A medida foi tomada na última quarta-feira (4) e encaminhada à Turma após Mendonça acolher parecer da Polícia Federal. Segundo os investigadores, Vorcaro coordenava um núcleo responsável por monitorar e intimidar adversários do empresário.
De acordo com a PF, mensagens encontradas no celular do banqueiro indicam que ele teria solicitado a simulação de um assalto contra o jornalista Lauro Jardim. Em uma das conversas, o investigado teria dito: “Quero dar um pau nele”.
O caso será analisado pela 2ª Turma do STF, formada pelos ministros Kassio Nunes Marques, Luiz Fux, Dias Toffoli e Gilmar Mendes, que preside o colegiado.
Será a primeira vez que Toffoli voltará a se manifestar sobre as investigações desde que deixou a relatoria do processo, em 12 de fevereiro. O ministro está apto a votar após o arquivamento de um pedido de suspeição apresentado pela PF ao presidente da Corte, Luiz Edson Fachin.
Na sexta-feira (6), Vorcaro foi transferido para o presídio federal de Brasília, onde permanece custodiado em cela individual de cerca de 9 metros quadrados.
A defesa de Daniel Vorcaro criticou a prisão e afirmou que o banqueiro “sempre esteve à disposição das autoridades” e que “jamais tentou obstruir o trabalho das autoridades ou da Justiça”.

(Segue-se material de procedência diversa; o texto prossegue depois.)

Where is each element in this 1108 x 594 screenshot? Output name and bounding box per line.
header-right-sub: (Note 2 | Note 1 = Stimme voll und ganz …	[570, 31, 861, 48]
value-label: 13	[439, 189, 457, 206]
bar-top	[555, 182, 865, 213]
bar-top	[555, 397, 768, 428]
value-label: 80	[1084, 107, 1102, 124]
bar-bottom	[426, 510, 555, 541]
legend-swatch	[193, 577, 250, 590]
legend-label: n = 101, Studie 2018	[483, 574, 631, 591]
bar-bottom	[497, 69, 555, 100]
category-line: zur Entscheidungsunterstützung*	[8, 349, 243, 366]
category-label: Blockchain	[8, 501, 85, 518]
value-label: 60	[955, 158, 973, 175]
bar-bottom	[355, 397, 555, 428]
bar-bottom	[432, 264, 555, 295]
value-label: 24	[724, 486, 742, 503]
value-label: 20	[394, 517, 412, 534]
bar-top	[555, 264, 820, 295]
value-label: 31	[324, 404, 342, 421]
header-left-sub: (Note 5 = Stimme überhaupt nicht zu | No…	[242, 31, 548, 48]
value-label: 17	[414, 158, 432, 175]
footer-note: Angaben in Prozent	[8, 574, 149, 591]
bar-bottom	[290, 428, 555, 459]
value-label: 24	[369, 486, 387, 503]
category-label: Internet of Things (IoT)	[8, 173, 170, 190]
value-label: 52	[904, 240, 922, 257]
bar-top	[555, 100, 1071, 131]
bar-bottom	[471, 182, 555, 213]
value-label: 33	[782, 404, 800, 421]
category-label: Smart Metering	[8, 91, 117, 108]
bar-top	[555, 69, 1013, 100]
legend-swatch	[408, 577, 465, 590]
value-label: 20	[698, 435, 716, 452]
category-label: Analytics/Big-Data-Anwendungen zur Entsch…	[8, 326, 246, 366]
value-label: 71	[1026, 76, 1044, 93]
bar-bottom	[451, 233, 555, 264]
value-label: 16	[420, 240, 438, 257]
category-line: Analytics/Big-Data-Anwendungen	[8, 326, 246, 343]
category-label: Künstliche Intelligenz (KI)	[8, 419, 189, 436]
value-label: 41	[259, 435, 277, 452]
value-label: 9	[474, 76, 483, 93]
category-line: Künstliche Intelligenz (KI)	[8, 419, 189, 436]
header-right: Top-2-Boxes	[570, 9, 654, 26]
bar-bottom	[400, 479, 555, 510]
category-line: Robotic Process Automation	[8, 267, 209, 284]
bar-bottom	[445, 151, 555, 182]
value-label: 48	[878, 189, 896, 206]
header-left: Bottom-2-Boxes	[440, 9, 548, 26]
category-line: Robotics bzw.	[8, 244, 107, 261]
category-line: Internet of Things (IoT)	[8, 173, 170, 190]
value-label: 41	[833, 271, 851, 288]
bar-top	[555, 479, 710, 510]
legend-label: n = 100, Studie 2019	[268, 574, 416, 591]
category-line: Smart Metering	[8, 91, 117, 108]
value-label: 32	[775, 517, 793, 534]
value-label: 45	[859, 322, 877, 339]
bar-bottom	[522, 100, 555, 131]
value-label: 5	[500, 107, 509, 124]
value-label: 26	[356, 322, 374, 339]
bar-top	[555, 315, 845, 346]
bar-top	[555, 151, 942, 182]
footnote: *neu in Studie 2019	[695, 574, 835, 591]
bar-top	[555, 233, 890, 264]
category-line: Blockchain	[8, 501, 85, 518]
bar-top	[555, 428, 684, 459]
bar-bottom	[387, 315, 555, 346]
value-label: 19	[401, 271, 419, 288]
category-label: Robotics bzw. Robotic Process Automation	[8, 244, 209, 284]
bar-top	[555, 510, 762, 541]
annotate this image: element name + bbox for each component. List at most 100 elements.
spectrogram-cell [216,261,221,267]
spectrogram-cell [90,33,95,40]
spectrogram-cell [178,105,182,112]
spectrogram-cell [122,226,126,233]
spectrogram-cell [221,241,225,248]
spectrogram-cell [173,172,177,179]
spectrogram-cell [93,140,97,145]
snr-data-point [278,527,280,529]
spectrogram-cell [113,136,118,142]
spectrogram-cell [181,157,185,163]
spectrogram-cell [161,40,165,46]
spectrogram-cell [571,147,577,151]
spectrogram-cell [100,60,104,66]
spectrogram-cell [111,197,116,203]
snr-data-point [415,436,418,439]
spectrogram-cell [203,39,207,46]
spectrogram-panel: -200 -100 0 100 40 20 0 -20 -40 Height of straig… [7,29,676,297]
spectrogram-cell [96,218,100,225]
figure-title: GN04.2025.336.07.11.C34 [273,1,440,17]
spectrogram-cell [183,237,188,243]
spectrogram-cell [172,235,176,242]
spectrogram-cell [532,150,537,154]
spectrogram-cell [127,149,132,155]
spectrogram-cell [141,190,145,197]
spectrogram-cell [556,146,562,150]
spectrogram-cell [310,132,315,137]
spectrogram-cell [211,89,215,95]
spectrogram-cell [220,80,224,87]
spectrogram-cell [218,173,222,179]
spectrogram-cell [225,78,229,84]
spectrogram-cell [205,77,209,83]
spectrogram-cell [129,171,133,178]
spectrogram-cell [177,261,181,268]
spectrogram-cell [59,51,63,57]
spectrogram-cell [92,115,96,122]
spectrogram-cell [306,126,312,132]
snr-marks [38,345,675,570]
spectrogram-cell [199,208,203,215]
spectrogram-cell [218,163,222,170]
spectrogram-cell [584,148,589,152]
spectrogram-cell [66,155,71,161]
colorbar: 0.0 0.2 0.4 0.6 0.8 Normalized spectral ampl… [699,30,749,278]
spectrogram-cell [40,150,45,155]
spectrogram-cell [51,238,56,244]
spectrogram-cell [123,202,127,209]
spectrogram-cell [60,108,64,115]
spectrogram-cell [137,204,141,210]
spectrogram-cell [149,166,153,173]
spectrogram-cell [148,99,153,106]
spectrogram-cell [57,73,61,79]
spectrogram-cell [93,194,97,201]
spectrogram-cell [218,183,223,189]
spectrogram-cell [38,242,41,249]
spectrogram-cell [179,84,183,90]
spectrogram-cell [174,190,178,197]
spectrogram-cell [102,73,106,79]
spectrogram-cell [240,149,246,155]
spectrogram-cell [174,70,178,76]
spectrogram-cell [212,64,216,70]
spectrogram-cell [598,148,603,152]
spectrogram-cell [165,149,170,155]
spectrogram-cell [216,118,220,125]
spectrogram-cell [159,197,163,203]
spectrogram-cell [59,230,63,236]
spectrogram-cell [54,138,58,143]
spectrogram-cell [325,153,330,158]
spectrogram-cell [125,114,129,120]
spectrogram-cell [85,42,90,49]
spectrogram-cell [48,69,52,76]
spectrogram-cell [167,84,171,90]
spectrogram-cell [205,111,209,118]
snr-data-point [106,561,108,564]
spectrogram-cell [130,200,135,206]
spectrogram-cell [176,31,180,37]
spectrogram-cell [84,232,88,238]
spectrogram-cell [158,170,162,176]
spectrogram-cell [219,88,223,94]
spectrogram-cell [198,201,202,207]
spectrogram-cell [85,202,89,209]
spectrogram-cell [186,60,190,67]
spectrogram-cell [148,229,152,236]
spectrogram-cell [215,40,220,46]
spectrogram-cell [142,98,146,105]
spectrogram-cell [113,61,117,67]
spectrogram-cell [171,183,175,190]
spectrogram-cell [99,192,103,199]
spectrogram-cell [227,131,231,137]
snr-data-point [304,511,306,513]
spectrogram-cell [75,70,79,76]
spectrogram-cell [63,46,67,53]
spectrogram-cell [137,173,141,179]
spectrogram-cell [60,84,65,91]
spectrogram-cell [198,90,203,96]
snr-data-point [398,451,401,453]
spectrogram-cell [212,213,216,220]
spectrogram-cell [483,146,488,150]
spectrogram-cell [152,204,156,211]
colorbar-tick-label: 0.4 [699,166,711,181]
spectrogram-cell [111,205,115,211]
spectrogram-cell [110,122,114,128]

“A defesa nega categoricamente as alegações atribuídas a Vorcaro e confia que o esclarecimento completo dos fatos demonstrará a regularidade de sua conduta. Reitera sua confiança no devido processo legal e no regular funcionamento das instituições”, completou.
Prisões e medidas cautelares
Além de Vorcaro, também tiveram a prisão preventiva decretada na terceira fase da operação:
- Fabiano Zettel, investigado por realizar pagamentos e orientar o núcleo de intimidação;
- Marilson Roseno da Silva, policial federal aposentado suspeito de participar do grupo de monitoramento;
- Luiz Phillipi Machado de Moraes Mourão, apontado como integrante do grupo chamado “A Turma”.
A defesa confirmou que Mourão morreu após atentar contra a própria vida no dia 4 de março, quando foi preso.
A operação também cumpriu mandados de busca e apreensão em 15 endereços ligados aos investigados em São Paulo e Minas Gerais.
Mendonça determinou ainda o afastamento de cargos públicos e o sequestro de bens que podem chegar a R$ 22 bilhões.